Happily ensconced in a creative, intellectual family Chisholm did have an unhappy tendency towards terrifying nightmares and headaches which had one overwhelmingly positive outcome: the family doctor recommended that, so as not to overtax her, she should only be educated in the things that she actually wanted to learn. Freed at the stroke of a doctor’s pen from the smothering irrelevancies that characterized most wealthy young ladies’ early years, Chisholm set a course for herself that concentrated on her two great loves: mathematics and music.
Eventually, as the nightmares subsided, a governess was employed to fill out her education, and in spite of not having the benefit of a formal grammar school education, she managed to easily pass the Cambridge Senior Examination at age seventeen. She at first wanted to go on to study medicine but her mother sternly vetoed that plan (later Chisholm would characteristically study it anyway on the side, passing all the requisites except the internship), and so Chisholm returned to her longstanding companion, mathematics, thanks to a scholarship to Girton College, a women’s college associated with Cambridge that had only been in existence for twenty years when she enrolled in 1889.

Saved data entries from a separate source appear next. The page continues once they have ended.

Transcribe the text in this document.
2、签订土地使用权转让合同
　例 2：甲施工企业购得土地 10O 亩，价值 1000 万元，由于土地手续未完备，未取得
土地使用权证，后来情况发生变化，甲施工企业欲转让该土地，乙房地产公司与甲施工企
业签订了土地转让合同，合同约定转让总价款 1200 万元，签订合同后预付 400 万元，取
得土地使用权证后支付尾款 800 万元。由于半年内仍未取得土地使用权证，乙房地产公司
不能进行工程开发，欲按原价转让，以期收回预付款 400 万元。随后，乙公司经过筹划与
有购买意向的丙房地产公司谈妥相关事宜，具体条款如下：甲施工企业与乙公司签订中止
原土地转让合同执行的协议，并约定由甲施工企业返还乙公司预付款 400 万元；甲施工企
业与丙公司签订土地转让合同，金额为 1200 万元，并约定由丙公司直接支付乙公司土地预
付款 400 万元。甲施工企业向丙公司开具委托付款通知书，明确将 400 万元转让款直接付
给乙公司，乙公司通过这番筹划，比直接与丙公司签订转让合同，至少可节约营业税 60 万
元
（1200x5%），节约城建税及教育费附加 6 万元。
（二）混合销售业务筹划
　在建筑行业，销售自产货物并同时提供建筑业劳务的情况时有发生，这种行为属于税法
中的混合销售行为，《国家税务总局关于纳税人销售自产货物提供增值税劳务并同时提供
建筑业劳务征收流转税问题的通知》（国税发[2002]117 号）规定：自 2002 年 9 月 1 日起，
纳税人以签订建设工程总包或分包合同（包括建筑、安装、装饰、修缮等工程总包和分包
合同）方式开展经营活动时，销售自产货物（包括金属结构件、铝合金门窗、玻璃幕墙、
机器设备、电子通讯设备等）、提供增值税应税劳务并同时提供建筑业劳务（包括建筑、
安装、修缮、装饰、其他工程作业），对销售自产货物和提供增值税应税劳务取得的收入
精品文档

Girton, like Cambridge, relied heavily on a tutor system into which occasional formal classes were enmeshed, and Chisholm’s tutor was a young man of fearsome reputation by the name of William Young. Gruff, sarcastic, and demanding, he regularly reduced students to tears in the name of preparing them for the overwhelming Tripos exam. Their relation at the time did not go beyond that of tutor and student, and Chisholm excelled in her program of study, gaining a first class placing in her 1893 exam.
And that was all England could offer her. There was no road to graduate studies available for women at the time, and so Chisholm faced either settling down to respectable charity work as was widely expected of someone of her status, or finding an institution on the continent at which to study. Being Chisholm, she elected for the latter and set her sights on Göttingen, where the legendary Sofia Kovalevskaya had earned a degree in absentia in 1874. As it turned out, then, England’s oppressive graduate system worked to Chisholm’s advantage as it forced her out of England, where mathematics was caught in one of its recurring bouts of stagnation, and into Germany, where the makings of several mathematical revolutions were in the works.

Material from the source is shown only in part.